The Solana Naming Service operates similarly, where users can purchase .SOL names that make it much simpler to collaborate, own digital assets, purchase NFTs, and use your wallet address without having to remember a long, random string of base58 characters.
This model for web3 communication is much simpler, more verifiable, and more transparent than tools used today (generally Telegram or Discord), as all communication is private and to or from an identity determined via private keys or distributed consensus (such as a naming service).
Good design is straightforward. It doesn’t burden the user with complicated setup or didactic instruction. While the power of Skiff lies in our privacy, end-to-end encryption, and web3-integrations, the technical complexity underpinning our platform doesn’t get in the way of the experience. Instead, Skiff’s suite of products are simple-to-use, well-crafted, and intentional in their design. We make it easy to collaborate, communicate, and create across our Skiff Mail, Pages, and Drive.
Our approach is rooted in first-principles.
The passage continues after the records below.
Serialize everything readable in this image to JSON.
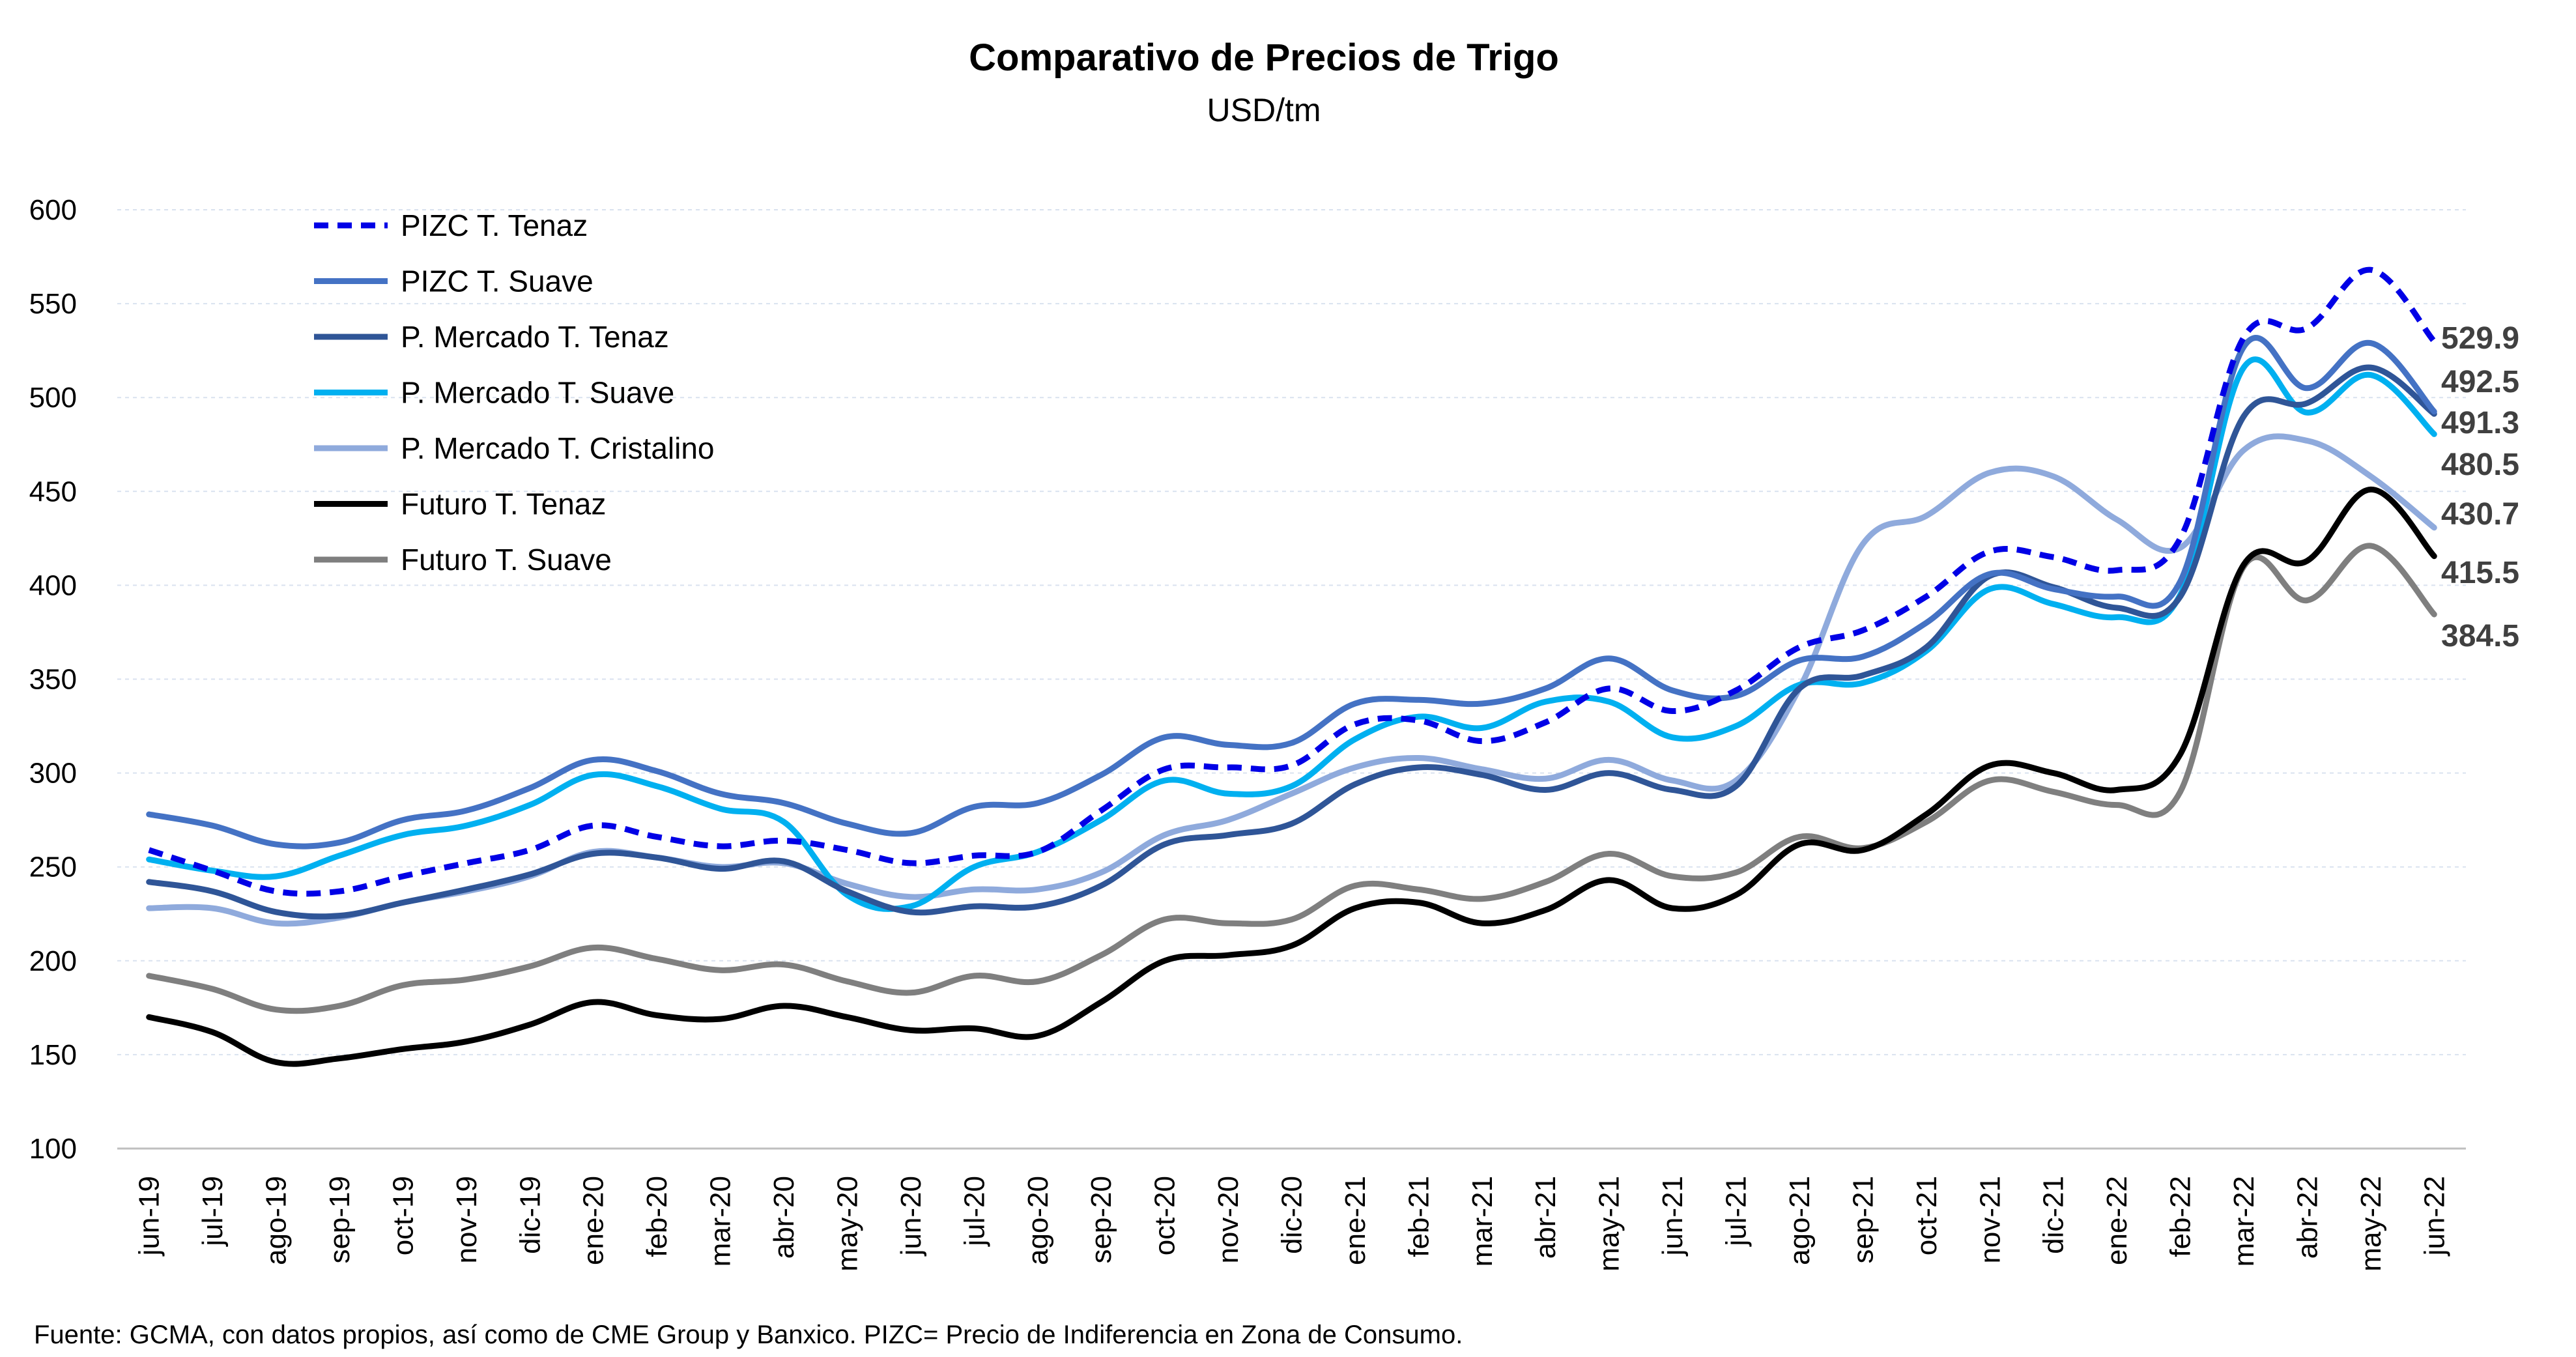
{
  "chart_data": {
    "type": "line",
    "title": "Comparativo de Precios de Trigo",
    "subtitle": "USD/tm",
    "footer": "Fuente: GCMA, con datos propios, así como de CME Group y Banxico. PIZC= Precio de Indiferencia en Zona de Consumo.",
    "ylim": [
      100,
      600
    ],
    "yticks": [
      100,
      150,
      200,
      250,
      300,
      350,
      400,
      450,
      500,
      550,
      600
    ],
    "grid": true,
    "legend_position": "top-left",
    "categories": [
      "jun-19",
      "jul-19",
      "ago-19",
      "sep-19",
      "oct-19",
      "nov-19",
      "dic-19",
      "ene-20",
      "feb-20",
      "mar-20",
      "abr-20",
      "may-20",
      "jun-20",
      "jul-20",
      "ago-20",
      "sep-20",
      "oct-20",
      "nov-20",
      "dic-20",
      "ene-21",
      "feb-21",
      "mar-21",
      "abr-21",
      "may-21",
      "jun-21",
      "jul-21",
      "ago-21",
      "sep-21",
      "oct-21",
      "nov-21",
      "dic-21",
      "ene-22",
      "feb-22",
      "mar-22",
      "abr-22",
      "may-22",
      "jun-22"
    ],
    "series": [
      {
        "name": "PIZC T. Tenaz",
        "color": "#0000e6",
        "dashed": true,
        "end_label": "529.9",
        "values": [
          259,
          248,
          237,
          237,
          245,
          252,
          259,
          272,
          266,
          261,
          264,
          259,
          252,
          256,
          258,
          280,
          302,
          303,
          304,
          326,
          328,
          317,
          327,
          345,
          333,
          344,
          367,
          376,
          394,
          418,
          415,
          408,
          425,
          532,
          537,
          568,
          529.9
        ]
      },
      {
        "name": "PIZC T. Suave",
        "color": "#4472c4",
        "dashed": false,
        "end_label": "492.5",
        "values": [
          278,
          272,
          262,
          263,
          275,
          280,
          292,
          307,
          301,
          289,
          284,
          273,
          268,
          282,
          284,
          299,
          319,
          315,
          316,
          337,
          339,
          337,
          345,
          361,
          344,
          341,
          360,
          362,
          380,
          406,
          398,
          394,
          402,
          527,
          505,
          529,
          492.5
        ]
      },
      {
        "name": "P. Mercado T. Tenaz",
        "color": "#2f5597",
        "dashed": false,
        "end_label": "491.3",
        "values": [
          242,
          237,
          226,
          224,
          231,
          238,
          246,
          257,
          255,
          249,
          253,
          237,
          226,
          229,
          229,
          240,
          262,
          267,
          273,
          294,
          303,
          299,
          291,
          300,
          291,
          293,
          345,
          352,
          367,
          405,
          399,
          388,
          394,
          490,
          497,
          516,
          491.3
        ]
      },
      {
        "name": "P. Mercado T. Suave",
        "color": "#00b0f0",
        "dashed": false,
        "end_label": "480.5",
        "values": [
          254,
          248,
          245,
          256,
          267,
          272,
          283,
          299,
          293,
          281,
          274,
          235,
          229,
          250,
          258,
          275,
          296,
          289,
          293,
          318,
          330,
          324,
          338,
          338,
          319,
          325,
          347,
          348,
          365,
          398,
          390,
          383,
          395,
          516,
          492,
          512,
          480.5
        ]
      },
      {
        "name": "P. Mercado T. Cristalino",
        "color": "#8faadc",
        "dashed": false,
        "end_label": "430.7",
        "values": [
          228,
          228,
          220,
          223,
          231,
          237,
          245,
          258,
          255,
          250,
          252,
          241,
          234,
          238,
          238,
          247,
          267,
          275,
          289,
          303,
          308,
          302,
          297,
          307,
          296,
          296,
          345,
          422,
          437,
          460,
          458,
          435,
          420,
          472,
          477,
          458,
          430.7
        ]
      },
      {
        "name": "Futuro T. Tenaz",
        "color": "#000000",
        "dashed": false,
        "end_label": "415.5",
        "values": [
          170,
          162,
          146,
          148,
          153,
          157,
          166,
          178,
          171,
          169,
          176,
          170,
          163,
          164,
          160,
          178,
          200,
          203,
          208,
          228,
          231,
          220,
          227,
          243,
          228,
          235,
          262,
          259,
          278,
          304,
          300,
          291,
          310,
          411,
          413,
          451,
          415.5
        ]
      },
      {
        "name": "Futuro T. Suave",
        "color": "#7f7f7f",
        "dashed": false,
        "end_label": "384.5",
        "values": [
          192,
          185,
          174,
          176,
          187,
          190,
          197,
          207,
          201,
          195,
          198,
          189,
          183,
          192,
          189,
          203,
          222,
          220,
          222,
          240,
          238,
          233,
          242,
          257,
          245,
          247,
          266,
          260,
          274,
          296,
          290,
          283,
          290,
          410,
          392,
          421,
          384.5
        ]
      }
    ]
  }
}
Mail products, for example, have proliferated for years. But the UX has stagnated so much that “the future of email” now sounds like an oxymoron. Skiff Mail is different – we’ve designed it from the ground up to fit the needs of our digital and crypto-native user-base. From our command palette to one-click import features and ENS support, communicating across the blockchain has never been more delightful.
Today, the Skiff Pages product enables end-to-end encrypted realtime collaboration, writing notes, and sharing wikis. The Drive product enables file upload, storage, and sharing - and can also be integrated with IPFS. Finally, Skiff Mail supports private, E2EE communication, both among Skiff users and to external email addresses or email providers, such as Gmail and Outlook.
For the first time, users can contact other email addresses, send messages to wallet addresses, use naming services as their identity around the web, and more. Beyond simply using private products on the Skiff platform, this also enables every user to use a more private identity around the web - signing into other services, receiving newsletters with a wallet email, sending personal communications, and storing critical personal and professional attachments over years.
Taken together, these technologies represent a new stack for building user-facing applications on the internet. Identity is no longer controlled by a single entity and instead owned by users, naming services, and private keys. Storage is end-to-end encrypted, portable across devices, and censorship resistant from a single entity. Interfaces are simple, easy-to-use, and straightforward for users to understand. To experiment with this tech, we highly encourage reading developer docs, experimenting with new encryption libraries, and getting involved with new, privacy-respecting communities.